This example demonstrates how two Debezium change data topics can be joined via Kafka Streams, using the new foreign key join feature in Apache Kafka 2.4 (KIP-213). It accompanies the blog post Understanding Non-Key Joins With the Quarkus Extension for Kafka Streams.
The source database contains two tables, customers
and addresses
, with a foreign key relationship from the latter to the former,
i.e. a customer can have multiple addresses.
Using Kafka Streams, the change event topics for both tables are loaded into two KTable
s,
which are joined on the customer id.
Each insertion, update or deletion of a record on either side will re-trigger the join.

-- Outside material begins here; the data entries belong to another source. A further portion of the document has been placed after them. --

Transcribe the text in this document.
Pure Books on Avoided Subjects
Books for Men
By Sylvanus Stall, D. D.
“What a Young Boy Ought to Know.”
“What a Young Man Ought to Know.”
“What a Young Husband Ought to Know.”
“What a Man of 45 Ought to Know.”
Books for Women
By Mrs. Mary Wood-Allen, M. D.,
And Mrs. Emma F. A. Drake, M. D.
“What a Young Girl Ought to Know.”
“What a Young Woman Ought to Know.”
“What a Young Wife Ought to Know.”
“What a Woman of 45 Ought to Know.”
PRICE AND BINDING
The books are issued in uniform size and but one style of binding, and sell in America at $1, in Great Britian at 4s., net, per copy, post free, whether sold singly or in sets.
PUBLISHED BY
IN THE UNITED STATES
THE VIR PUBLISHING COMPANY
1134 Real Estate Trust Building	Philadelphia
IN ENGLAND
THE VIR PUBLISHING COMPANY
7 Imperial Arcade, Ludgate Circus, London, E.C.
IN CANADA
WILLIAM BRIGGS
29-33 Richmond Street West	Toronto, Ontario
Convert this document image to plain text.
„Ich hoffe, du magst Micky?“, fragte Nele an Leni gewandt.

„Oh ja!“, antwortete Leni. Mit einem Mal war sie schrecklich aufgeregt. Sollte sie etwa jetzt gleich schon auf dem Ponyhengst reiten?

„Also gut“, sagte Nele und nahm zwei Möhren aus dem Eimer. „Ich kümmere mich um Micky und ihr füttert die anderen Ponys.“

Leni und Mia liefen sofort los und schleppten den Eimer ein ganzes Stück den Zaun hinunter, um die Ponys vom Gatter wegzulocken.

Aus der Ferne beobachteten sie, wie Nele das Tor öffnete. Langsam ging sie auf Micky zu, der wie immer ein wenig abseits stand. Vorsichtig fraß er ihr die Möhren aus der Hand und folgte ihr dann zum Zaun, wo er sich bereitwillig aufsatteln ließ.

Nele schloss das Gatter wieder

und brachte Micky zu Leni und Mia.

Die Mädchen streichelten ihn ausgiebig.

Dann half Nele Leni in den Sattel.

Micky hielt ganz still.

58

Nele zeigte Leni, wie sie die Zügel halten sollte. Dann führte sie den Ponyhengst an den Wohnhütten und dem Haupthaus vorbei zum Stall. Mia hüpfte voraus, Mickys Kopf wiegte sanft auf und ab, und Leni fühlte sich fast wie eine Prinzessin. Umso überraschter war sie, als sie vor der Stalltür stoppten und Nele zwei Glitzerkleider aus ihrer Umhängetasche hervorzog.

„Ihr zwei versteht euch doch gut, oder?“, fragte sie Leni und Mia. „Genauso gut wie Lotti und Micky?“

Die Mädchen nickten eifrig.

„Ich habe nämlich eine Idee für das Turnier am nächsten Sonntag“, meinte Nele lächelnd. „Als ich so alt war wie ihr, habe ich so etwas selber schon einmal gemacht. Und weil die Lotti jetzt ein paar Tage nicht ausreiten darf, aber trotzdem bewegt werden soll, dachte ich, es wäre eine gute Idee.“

The stream processing application is implemented using the Quarkus stack and its Kafka Streams extension. Amongst other things, this allows building a native binary of each service, resulting in significantly less memory usage and faster start-up than the JVM-based version.
Prepare the Java components by first performing a Maven build.
$ mvn clean package -f aggregator/pom.xml
Setup the necessary environment variables
$ export DEBEZIUM_VERSION=2.1
$ export QUARKUS_BUILD=jvm
The DEBEZIUM_VERSION
specifies which version of Debezium artifacts should be used.
The QUARKUS_BUILD
specifies whether docker-compose will build containers using Quarkus in JVM or Native modes.
The default is jvm
for JVM mode but native
can also be specified to build Quarkus native containers.
Please refer to the Quarkus documentation for details around building native binaries.
Start all components:
$ docker-compose up --build
This executes all configurations set forth by the docker-compose.yaml
file.
Register the connector that to stream outbox changes from the order service:
$ http PUT http://localhost:8083/connectors/inventory-connector/config < register-postgres.json
HTTP/1.1 201 Created
Examine the joined events using kafkacat:
$ docker run --tty --rm \
--network kstreams-fk-join-network \
quay.io/debezium/tooling:1.2 \
kafkacat -b kafka:9092 -C -o beginning -q \
-t customers-with-addresses | jq .
Getting a session in the Postgres DB of the "order" service:
$ docker run --tty --rm -i \
--network kstreams-fk-join-network \
quay.io/debezium/tooling:1.2 \
bash -c 'pgcli postgresql://postgres:postgres@postgres:5432/postgres'
E.g. to update a customer record:
update inventory.customers set first_name = 'Sarah' where id = 1001;
When working on the aggregator application, running it directly on your host (instead of via Docker Compose) using the Quarkus dev mode is the recommended approach. For that
- add
- ADVERTISED_HOST_NAME=<YOUR HOST IP>
to theenvironment
section of the "kafka" service in the Docker Compose file. - run the Docker Compose set-up without the aggregator service, e.g.:
docker-compose up --scale aggregator=0
- run the aggregator app in dev mode, specifying your IP as advertised host, e.g.:
mvn compile quarkus:dev -Dkafka.bootstrap.servers=<YOUR HOST IP>:9092 -Dquarkus.http.port=8079
Any code changes will immediately picked up after reloading the application in the web browser.